Zac gazed across Gerald Fitzpatrick's comfortably cluttered desk, feeling displaced in his Levis and tee shirt in the presence of the man in the pinstriped suit. After learning from Luke of Zac's return, Gerald had called the Abriendo home that morning. Zac had all ready left to look for a job, not gotten Gerald's message until late afternoon. Now he looked into eyes, the exact color of Carron's, china-blue, and just as penetrating.
"No, sir. I haven't been dodging you. I've just been caught up in being home." His words emerged with an even quieter timbre than the hushed mahogany grandeur of the surroundings. Lying to eyes like Gerald's proved difficult. "Well, maybe I have been dodging you." Zac smiled. His cheeks singed. "Luke said you wanted to get in touch, and Maggie told me you asked about me. I guess I would have gotten around to calling."
The eyes measured him.
"I'm not usually rude, sir." He swallowed, hoping Gerald would understand. "It's just... now that I'm home, everywhere I turn I'm reminded of Carron's death. When I look at you, she's all I see."

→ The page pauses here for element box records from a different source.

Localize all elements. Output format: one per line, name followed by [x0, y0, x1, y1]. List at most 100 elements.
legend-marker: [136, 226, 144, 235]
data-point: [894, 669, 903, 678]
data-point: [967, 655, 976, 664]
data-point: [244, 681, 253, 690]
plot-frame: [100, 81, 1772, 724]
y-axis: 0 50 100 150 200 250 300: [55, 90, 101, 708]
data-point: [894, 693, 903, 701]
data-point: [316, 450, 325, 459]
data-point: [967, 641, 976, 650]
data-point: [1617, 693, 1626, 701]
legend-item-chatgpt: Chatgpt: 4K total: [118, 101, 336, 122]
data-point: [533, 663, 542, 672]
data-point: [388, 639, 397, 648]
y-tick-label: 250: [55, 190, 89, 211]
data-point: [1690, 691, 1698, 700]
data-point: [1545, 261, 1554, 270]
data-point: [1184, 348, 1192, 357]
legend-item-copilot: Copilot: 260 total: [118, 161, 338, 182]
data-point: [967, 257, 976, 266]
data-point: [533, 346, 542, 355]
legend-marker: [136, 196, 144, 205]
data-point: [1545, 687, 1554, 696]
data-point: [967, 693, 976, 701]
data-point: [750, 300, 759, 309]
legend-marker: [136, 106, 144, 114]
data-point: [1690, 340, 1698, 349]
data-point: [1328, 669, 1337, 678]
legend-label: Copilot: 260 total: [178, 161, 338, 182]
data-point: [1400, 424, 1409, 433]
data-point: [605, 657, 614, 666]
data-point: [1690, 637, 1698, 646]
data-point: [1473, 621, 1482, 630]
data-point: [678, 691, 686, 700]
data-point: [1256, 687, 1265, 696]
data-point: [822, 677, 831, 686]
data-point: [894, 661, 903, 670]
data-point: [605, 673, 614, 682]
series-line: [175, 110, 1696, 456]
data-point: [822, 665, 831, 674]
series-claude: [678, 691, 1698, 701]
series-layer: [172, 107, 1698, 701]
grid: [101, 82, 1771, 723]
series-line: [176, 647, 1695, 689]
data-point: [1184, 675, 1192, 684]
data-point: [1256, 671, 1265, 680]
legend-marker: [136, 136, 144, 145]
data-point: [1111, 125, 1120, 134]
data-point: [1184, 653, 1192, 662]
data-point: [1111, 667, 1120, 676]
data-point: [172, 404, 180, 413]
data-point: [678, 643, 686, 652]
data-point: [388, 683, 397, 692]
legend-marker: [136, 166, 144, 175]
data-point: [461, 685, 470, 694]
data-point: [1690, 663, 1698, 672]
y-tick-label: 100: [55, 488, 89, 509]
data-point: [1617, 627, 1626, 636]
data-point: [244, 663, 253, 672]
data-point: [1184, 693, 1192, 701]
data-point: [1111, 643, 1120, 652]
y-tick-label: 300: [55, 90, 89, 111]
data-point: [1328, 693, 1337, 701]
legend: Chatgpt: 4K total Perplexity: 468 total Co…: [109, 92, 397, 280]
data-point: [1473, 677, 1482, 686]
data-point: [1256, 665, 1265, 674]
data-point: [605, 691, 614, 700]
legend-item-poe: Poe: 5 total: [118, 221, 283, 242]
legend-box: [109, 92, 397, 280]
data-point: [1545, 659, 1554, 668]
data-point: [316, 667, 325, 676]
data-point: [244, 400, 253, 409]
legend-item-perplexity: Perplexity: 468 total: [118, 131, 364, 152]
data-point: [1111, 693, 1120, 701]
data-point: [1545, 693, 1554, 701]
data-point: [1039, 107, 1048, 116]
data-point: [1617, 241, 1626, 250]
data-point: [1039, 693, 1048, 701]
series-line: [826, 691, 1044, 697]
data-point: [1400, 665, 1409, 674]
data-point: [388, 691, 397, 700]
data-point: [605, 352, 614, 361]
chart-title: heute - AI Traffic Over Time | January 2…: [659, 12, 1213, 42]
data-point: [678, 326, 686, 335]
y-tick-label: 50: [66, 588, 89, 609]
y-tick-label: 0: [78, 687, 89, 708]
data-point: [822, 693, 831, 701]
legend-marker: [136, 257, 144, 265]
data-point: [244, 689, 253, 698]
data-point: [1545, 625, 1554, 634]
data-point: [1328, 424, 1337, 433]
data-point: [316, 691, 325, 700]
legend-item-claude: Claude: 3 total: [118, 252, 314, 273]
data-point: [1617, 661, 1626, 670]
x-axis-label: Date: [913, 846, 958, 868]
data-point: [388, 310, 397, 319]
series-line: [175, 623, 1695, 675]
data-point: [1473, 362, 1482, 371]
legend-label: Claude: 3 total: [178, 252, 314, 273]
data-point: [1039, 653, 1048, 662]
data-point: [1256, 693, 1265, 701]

Gerald nodded. "I went through that already, son. It'll take a while to get over the brunt of it. The merciful thing is, after a while it's like looking at everything through a gauze lens, and it doesn't hurt so much. Carron's mother is still having a hell of a time."
That surprised Zac when he considered how severely estranged Carron and her mother had been. He guessed a death under those conditions could cause even more grief, given the guilt factor.
"At the rate she's drinking—on top of the bone marrow cancer—she won't last long," Gerald added.
The drinking had been the problem, all right. For Carron.
"I'm sorry to hear that, sir." He watched Gerald attempt to shrug it off, rifling papers, lining files up haphazardly. "Was there something you wanted? Particularly?" Rude, but his question was out there, the culmination of all the mind searching that had prepared him for this visit. Or hadn't.
"Several things." The sun from the big bay window laced Gerald's hair with pink and white slivers as he settled back in the massive leather chair. He got his feet halfway to the desktop and seemed to reconsider, ending up bracing his elbows on the chair arms.
Zac wondered if maybe their meeting was as awkward for Gerald as for him.
"I wanted to see for myself how you were doing. You had a lot of losses all at once, Zac. Your father's stroke, the boat, your son." He hesitated. "Carron." He held up his hand when Zac made a move to speak. "I know you cared about her—no doubt in my mind. I wanted to look you in the eye and tell you that—that I'm sorry I gave you a hard time about being in it for the money. But most of all I wanted to gauge how you've come through it all." He eyed Zac closely. "You're a survivor. I can see that."
Zac managed a smile. "Yes, sir. I'm almost beginning to feel like one."